For one run, I might want to exclude all objects of property X, with a value of Y below a particular threshold and which wasn't previously selected in the past hour. ... So multiple filter runs with the same set of objects have, literally, millions of possible different outcomes.
Hm. Sounds like one of these 'community driven' "We also recommend..." things that the world+dog have added to their sites recently.
But still it makes me wonder whether you cannot distribute the load somehow.
That is, is it really necessary to make the entire decision process actively every time, by running all the filters exactly at the instant of need?
Or, could you re-run each of the filters (say) once per hour with the then current dataset and only amalgamate the results and make your final selection at that need point.
You might (for example), run each filter individually and store its result in the form of a bitstring where each position in the bitstring represents a single object in the set. Then, at the time-of-need, you combine (bitwise-AND) the latest individual bitstrings from all the filters to produce the final selection.

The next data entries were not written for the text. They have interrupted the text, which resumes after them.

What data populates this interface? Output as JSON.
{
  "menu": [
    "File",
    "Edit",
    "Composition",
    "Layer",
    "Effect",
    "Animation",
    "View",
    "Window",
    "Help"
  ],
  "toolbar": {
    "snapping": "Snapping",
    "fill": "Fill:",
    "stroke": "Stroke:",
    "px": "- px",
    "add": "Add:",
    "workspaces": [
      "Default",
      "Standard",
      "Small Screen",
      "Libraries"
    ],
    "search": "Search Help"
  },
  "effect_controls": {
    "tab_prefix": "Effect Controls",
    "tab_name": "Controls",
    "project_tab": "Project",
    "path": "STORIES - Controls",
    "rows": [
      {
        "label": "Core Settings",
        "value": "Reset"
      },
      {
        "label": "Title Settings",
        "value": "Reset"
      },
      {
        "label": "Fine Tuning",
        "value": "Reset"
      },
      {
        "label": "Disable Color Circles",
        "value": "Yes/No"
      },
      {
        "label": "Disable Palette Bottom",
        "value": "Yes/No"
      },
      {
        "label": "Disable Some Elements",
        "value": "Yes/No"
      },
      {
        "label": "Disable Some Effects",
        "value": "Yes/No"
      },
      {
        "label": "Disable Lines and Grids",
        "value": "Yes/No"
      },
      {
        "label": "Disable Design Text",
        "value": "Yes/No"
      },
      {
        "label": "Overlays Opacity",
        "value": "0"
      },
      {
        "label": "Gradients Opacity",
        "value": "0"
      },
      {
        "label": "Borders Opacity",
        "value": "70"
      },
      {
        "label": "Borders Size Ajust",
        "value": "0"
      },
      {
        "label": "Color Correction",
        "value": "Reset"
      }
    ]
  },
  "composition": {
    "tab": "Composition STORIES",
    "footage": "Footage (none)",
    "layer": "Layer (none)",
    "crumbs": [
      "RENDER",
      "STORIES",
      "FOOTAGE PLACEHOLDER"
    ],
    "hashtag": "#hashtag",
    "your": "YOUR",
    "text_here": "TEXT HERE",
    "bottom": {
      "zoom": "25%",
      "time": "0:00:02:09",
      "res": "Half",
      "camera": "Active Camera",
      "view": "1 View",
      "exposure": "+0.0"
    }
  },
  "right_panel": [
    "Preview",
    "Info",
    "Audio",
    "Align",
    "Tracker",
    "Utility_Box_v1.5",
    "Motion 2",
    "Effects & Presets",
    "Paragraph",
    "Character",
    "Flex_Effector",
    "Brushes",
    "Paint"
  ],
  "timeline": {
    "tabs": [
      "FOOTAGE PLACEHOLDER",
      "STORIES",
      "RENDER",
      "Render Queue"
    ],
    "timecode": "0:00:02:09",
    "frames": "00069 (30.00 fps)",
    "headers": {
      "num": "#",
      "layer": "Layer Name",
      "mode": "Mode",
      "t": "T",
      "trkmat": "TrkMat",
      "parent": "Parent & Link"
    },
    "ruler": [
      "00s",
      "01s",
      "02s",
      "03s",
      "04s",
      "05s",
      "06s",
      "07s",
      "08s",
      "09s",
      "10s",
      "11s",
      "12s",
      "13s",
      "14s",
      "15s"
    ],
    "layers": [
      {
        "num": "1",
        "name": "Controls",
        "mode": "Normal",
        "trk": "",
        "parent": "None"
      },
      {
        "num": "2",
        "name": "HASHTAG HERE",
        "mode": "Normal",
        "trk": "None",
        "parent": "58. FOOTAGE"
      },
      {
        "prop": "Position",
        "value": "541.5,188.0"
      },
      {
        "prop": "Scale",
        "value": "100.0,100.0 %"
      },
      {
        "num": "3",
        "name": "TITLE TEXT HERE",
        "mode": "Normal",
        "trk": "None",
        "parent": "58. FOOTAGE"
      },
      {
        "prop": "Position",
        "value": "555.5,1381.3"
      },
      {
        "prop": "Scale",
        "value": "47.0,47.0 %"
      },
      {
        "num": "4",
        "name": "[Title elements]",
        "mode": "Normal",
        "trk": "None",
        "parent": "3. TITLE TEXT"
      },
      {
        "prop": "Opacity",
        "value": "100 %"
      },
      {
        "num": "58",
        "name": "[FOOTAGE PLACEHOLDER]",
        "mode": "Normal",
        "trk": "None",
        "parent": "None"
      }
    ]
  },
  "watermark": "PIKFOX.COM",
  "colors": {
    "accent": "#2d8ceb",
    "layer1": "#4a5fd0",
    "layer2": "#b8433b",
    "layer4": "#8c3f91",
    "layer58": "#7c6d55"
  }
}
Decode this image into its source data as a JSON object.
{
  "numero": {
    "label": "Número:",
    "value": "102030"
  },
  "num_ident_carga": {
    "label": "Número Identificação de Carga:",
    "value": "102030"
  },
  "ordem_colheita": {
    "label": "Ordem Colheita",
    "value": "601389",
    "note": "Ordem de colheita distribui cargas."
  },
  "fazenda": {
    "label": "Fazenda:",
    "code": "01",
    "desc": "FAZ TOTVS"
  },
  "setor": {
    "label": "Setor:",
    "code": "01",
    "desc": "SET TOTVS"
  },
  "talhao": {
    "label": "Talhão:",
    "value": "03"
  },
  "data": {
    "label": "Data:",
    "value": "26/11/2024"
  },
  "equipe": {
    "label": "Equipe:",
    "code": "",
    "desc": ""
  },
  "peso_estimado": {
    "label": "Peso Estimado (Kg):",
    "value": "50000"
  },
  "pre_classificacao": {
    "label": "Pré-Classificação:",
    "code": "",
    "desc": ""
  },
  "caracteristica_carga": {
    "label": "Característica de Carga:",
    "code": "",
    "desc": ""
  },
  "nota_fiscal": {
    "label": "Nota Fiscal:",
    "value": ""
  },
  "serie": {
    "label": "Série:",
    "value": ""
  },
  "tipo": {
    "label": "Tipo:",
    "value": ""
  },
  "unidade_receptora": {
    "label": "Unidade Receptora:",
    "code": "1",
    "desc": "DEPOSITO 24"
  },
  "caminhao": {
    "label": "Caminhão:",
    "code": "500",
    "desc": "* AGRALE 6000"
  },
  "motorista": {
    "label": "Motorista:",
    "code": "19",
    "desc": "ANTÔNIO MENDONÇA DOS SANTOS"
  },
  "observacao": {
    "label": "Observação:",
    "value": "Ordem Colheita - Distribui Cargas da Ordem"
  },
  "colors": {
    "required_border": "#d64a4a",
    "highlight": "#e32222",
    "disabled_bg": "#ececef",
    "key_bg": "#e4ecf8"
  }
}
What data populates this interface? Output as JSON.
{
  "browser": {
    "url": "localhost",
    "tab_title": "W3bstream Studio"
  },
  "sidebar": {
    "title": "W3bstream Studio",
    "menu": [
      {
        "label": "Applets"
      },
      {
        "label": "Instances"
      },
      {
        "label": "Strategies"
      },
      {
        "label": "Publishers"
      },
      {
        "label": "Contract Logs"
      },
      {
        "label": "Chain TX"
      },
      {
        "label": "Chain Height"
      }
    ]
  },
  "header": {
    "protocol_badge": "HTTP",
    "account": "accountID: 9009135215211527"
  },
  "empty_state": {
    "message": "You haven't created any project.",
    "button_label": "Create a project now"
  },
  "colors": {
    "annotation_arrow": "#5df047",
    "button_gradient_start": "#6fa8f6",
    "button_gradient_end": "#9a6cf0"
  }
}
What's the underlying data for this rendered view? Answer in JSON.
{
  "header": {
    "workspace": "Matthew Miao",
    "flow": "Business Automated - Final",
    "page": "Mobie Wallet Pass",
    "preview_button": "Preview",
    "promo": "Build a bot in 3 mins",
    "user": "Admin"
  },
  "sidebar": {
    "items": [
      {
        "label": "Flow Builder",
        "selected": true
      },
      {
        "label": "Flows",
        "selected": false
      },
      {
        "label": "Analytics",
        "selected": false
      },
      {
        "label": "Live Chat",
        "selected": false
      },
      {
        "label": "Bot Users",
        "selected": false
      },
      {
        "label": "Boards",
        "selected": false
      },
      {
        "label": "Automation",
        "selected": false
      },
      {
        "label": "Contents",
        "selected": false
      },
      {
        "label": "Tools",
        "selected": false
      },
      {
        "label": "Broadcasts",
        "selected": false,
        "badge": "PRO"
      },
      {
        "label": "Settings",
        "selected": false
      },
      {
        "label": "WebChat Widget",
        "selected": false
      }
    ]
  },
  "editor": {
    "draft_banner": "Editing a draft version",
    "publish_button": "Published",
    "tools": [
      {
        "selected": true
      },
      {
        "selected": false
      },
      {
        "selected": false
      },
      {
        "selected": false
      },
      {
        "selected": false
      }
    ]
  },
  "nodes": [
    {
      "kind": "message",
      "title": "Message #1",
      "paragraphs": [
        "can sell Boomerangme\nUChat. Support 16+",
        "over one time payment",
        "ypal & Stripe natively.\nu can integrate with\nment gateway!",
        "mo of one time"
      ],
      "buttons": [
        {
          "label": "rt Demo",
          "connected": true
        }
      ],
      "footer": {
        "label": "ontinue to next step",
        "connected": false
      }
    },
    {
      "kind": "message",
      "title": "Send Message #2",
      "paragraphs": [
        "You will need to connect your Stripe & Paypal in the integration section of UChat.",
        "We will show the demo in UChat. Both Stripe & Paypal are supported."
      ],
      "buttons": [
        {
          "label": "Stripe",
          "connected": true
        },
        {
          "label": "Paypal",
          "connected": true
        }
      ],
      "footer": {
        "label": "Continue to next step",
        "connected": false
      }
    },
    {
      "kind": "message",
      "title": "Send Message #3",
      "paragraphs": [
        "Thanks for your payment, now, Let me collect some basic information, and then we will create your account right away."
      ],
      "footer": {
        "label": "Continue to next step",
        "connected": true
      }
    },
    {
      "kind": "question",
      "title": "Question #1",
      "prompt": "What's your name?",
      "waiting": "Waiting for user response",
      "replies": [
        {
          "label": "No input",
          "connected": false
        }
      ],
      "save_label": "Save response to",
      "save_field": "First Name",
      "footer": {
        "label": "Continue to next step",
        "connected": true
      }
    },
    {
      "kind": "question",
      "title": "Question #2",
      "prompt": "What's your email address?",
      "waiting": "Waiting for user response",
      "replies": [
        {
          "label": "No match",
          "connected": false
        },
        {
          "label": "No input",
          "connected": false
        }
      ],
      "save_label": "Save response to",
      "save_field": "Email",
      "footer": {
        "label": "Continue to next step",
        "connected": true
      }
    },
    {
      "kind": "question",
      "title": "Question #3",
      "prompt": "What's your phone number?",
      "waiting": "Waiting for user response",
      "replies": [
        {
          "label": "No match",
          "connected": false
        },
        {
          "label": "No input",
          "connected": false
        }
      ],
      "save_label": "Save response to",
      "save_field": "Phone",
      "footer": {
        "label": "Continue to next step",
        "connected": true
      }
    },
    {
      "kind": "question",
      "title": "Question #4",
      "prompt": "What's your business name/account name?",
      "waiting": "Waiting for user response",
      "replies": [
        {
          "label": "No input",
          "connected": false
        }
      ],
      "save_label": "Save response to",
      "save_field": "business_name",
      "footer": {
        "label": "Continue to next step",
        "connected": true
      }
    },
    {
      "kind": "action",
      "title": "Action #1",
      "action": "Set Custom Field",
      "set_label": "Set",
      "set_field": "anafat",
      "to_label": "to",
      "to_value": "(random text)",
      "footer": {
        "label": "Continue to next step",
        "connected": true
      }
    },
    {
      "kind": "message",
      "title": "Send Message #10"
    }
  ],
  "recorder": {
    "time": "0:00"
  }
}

With 100,000 objects, a single filter is represented by a 25k scalar. Times (say) 100 filters and it requires 2.5MB to store the current and ongoing filter set.
Combining those 100x 100,000 filter sets is very fast:
use Math::Random::MT qw[ rand ];; $filters[ $_ ] = pack 'Q*', map int( 2**64 * rand() ), 0 .. 1562 for 0 + .. 99;; say time(); $mask = chr(0xff) x 12504; $mask &= $filters[ $_ ] for 0 . +. 99; say time();; 1357485694.21419 1357485694.21907
Less than 5 milliseconds!
Assuming your application could live with the filters being run once every time period (say; once per hour or half an hour or whatever works for your workloads), rather than in-full for every time-of-need?
(NOTE: this is not the method used in my other post which does the full 100,000 objects through 100 filters in 0.76 seconds, but without a feel for how long your current runs take, there is no way to assess how realistic that would be?)